Dinner was the usual scrumptious feast, headlined by fresh tacos that Dario handed out on a plate, two at a time, to each person. You decide the fixings.

Meanwhile, on the mantelpiece, photos of the beloved deceased that some of us had brought.
And meanwhile, the altar, already bearing lit votive candles. Each of us would light a candle for our dead after telling our story about how and why they valued them.
During the entire meal, the music was on, loud, much louder than this 74 year old would have liked, but apparently just fine for all the millennials in the room.
So the atmosphere was raucous, fun, zany.
But then, with the tinkle of a knife against a glass, the atmosphere was suddenly calmed. Music off, and John, who had conceived the idea of celebrating this evening’s event, began the storytelling, of both our ancestors and other beloveds who had died. John held up two photos, of his grandparents, and talked, in a solemn, heartfelt manner, about these Italian immigrants, and how they had affected his life.
I said I’d be next, because I wanted to call attention to Jeff, my husband who died in early 2003, because, “without him, none of us would be here.” Calling attention to the legacy he left me, I mentioned my gratitude for the capacity he bestowed to purchase these three Village properties and turn them into something that in life, he would have resisted as way too radical! — but now, I continued, I sense that he loves what we are doing, and is with us all the way.
From there, the stories poured out of us, one at a time, some with photos, some without. Each of us lighting candles when we finished. What struck me, and housemate Dan the next day, was how so many stories were about grandparents, and how they had all been so hard-working, taking on huge responsibilities! I wish I could recall details, but the only one that strikes me is of the husband who took on the care of the eight kids while the wife went out and worked. And this was way long time ago!



One story did stand out, of an unusually remarkable man, Mariella’s grandfather.
The next day I emailed to ask if she would write down some of what she told us that night. Here is what she sent me:
The final story was from Forest, who lost his dog less than one month ago. He had a very hard time holding himself together as he spoke of his beautiful companion from within his grief.
I was surprised to note that most of the two dozen or so people present did gift us with a story of one whom they had loved who had died. As their stories were told, I felt the room fill with their diaphanous presence.
After the final story, I pulled out my phone, and read a Dia de los Muertos poem “Twixt,” from the collection our beloved former villager Briana had sent just the day before.

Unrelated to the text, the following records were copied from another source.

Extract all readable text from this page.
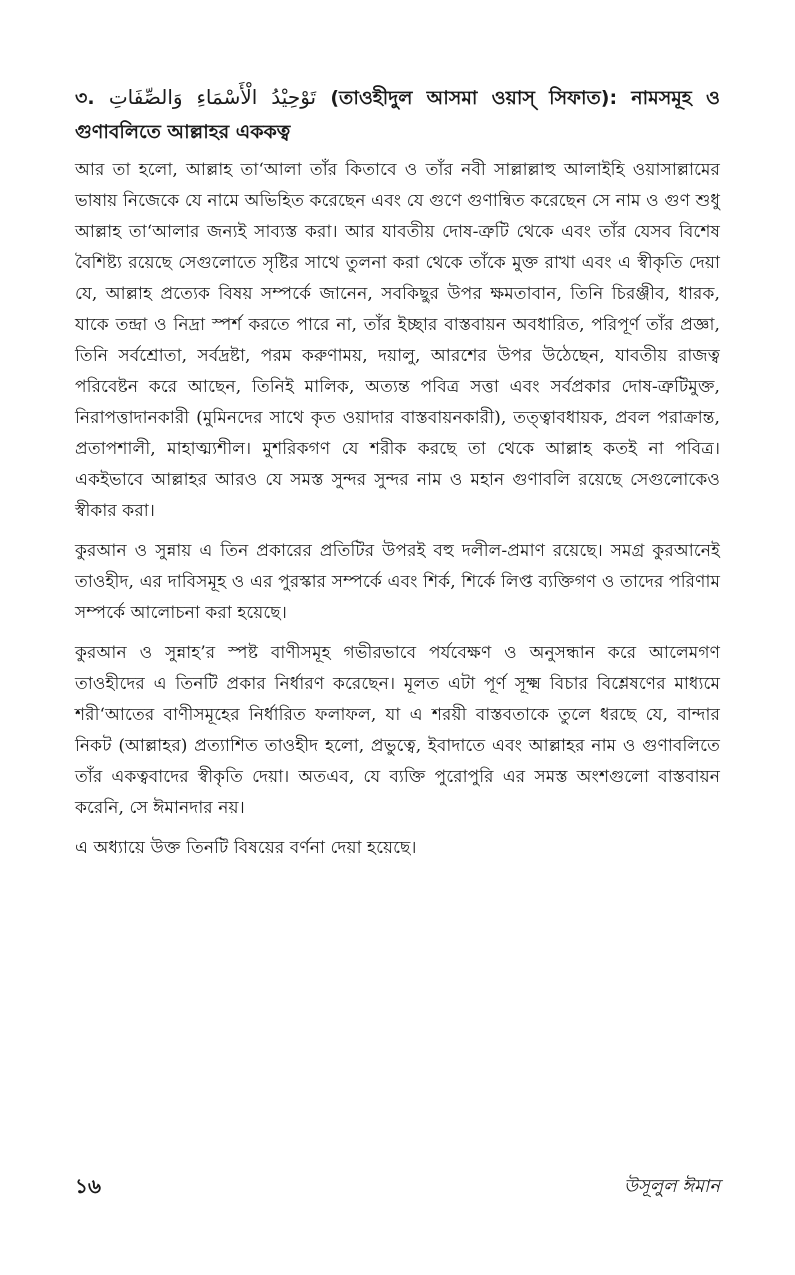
৩. تَوْحِيْدُ الْأَسْمَاءِ وَالصِّفَاتِ (তাওহীদুল আসমা ওয়াস্ সিফাত): নামসমূহ ও গুণাবলিতে আল্লাহর এককত্ব

আর তা হলো, আল্লাহ তা‘আলা তাঁর কিতাবে ও তাঁর নবী সাল্লাল্লাহু আলাইহি ওয়াসাল্লামের ভাষায় নিজেকে যে নামে অভিহিত করেছেন এবং যে গুণে গুণান্বিত করেছেন সে নাম ও গুণ শুধু আল্লাহ তা‘আলার জন্যই সাব্যস্ত করা। আর যাবতীয় দোষ-ত্রুটি থেকে এবং তাঁর যেসব বিশেষ বৈশিষ্ট্য রয়েছে সেগুলোতে সৃষ্টির সাথে তুলনা করা থেকে তাঁকে মুক্ত রাখা এবং এ স্বীকৃতি দেয়া যে, আল্লাহ প্রত্যেক বিষয় সম্পর্কে জানেন, সবকিছুর উপর ক্ষমতাবান, তিনি চিরঞ্জীব, ধারক, যাকে তন্দ্রা ও নিদ্রা স্পর্শ করতে পারে না, তাঁর ইচ্ছার বাস্তবায়ন অবধারিত, পরিপূর্ণ তাঁর প্রজ্ঞা, তিনি সর্বশ্রোতা, সর্বদ্রষ্টা, পরম করুণাময়, দয়ালু, আরশের উপর উঠেছেন, যাবতীয় রাজত্ব পরিবেষ্টন করে আছেন, তিনিই মালিক, অত্যন্ত পবিত্র সত্তা এবং সর্বপ্রকার দোষ-ত্রুটিমুক্ত, নিরাপত্তাদানকারী (মুমিনদের সাথে কৃত ওয়াদার বাস্তবায়নকারী), তত্ত্বাবধায়ক, প্রবল পরাক্রান্ত, প্রতাপশালী, মাহাত্ম্যশীল। মুশরিকগণ যে শরীক করছে তা থেকে আল্লাহ কতই না পবিত্র। একইভাবে আল্লাহর আরও যে সমস্ত সুন্দর সুন্দর নাম ও মহান গুণাবলি রয়েছে সেগুলোকেও স্বীকার করা।

কুরআন ও সুন্নায় এ তিন প্রকারের প্রতিটির উপরই বহু দলীল-প্রমাণ রয়েছে। সমগ্র কুরআনেই তাওহীদ, এর দাবিসমূহ ও এর পুরস্কার সম্পর্কে এবং শির্ক, শির্কে লিপ্ত ব্যক্তিগণ ও তাদের পরিণাম সম্পর্কে আলোচনা করা হয়েছে।

কুরআন ও সুন্নাহ’র স্পষ্ট বাণীসমূহ গভীরভাবে পর্যবেক্ষণ ও অনুসন্ধান করে আলেমগণ তাওহীদের এ তিনটি প্রকার নির্ধারণ করেছেন। মূলত এটা পূর্ণ সূক্ষ্ম বিচার বিশ্লেষণের মাধ্যমে শরী‘আতের বাণীসমূহের নির্ধারিত ফলাফল, যা এ শরয়ী বাস্তবতাকে তুলে ধরছে যে, বান্দার নিকট (আল্লাহর) প্রত্যাশিত তাওহীদ হলো, প্রভুত্বে, ইবাদাতে এবং আল্লাহর নাম ও গুণাবলিতে তাঁর একত্ববাদের স্বীকৃতি দেয়া। অতএব, যে ব্যক্তি পুরোপুরি এর সমস্ত অংশগুলো বাস্তবায়ন করেনি, সে ঈমানদার নয়।

এ অধ্যায়ে উক্ত তিনটি বিষয়ের বর্ণনা দেয়া হয়েছে।

১৬	উসূলুল ঈমান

The deeply fulfilling solemnity of the story-telling then shifted, suddenly, again with the tinkle of the knife upon the glass, the atmosphere morphing into hilarity as we announced the long-awaited finale: THE PINATA WHACK!
Hmmm. Where can we hang it? Finally we decided to drape it over a bookcase, with a person holding on for dear life to a stick. In the pictures you won’t see the stick holder, because he IS behind the bookcase, but believe me, he had to work hard. (P.S. the stick broke before the pinata did!)
So, first to take a whack, Mariella’s kids, Juakim and Asiri.
From then on it went thick and fast, everybody allowed three whacks, some of them full force!
Until the final whacker, Forest. Here he is with Rebecca and the whacking stick, after his victory.
As the pinata spilled,
we discovered that not only candy was inside, but beautiful cards, one for each person present.
Of course we all read our cards. Here’s mine:
Rachel then asked if we would please get a group shot. Okay. But first, let’s drag the altar over so we can stand behind it.
Okay! Say cheese!
2 thoughts on “PHOTOS Green Acres Village, Dia de Los Muertos : Dinner, Stories, Pinata”
Oh dear! I really needed some things like that after the so stressful- stupid political fraud we are living although I know each of us must separate from those things as much as possible…
How interesting and positive were all the details your friends and you had to celebrate in an elegant way that festival.
Be happy!
Loved the pics and stories from your Dia de Los Muertos celebration. I feel in synch with you once again as I had a smaller celebration replete with altar and candles for the loved ones who’ve passed beyond the veil….which we recognize as thinnest at this time of year. its’ uplifting to remember who’s waiting for us there…. in addition to feeling the love these young people have in their hearts for their beloved grandparents et al. I’m working on being a beloved grandparent at a distance now….moved from Portland to Hawaii in June.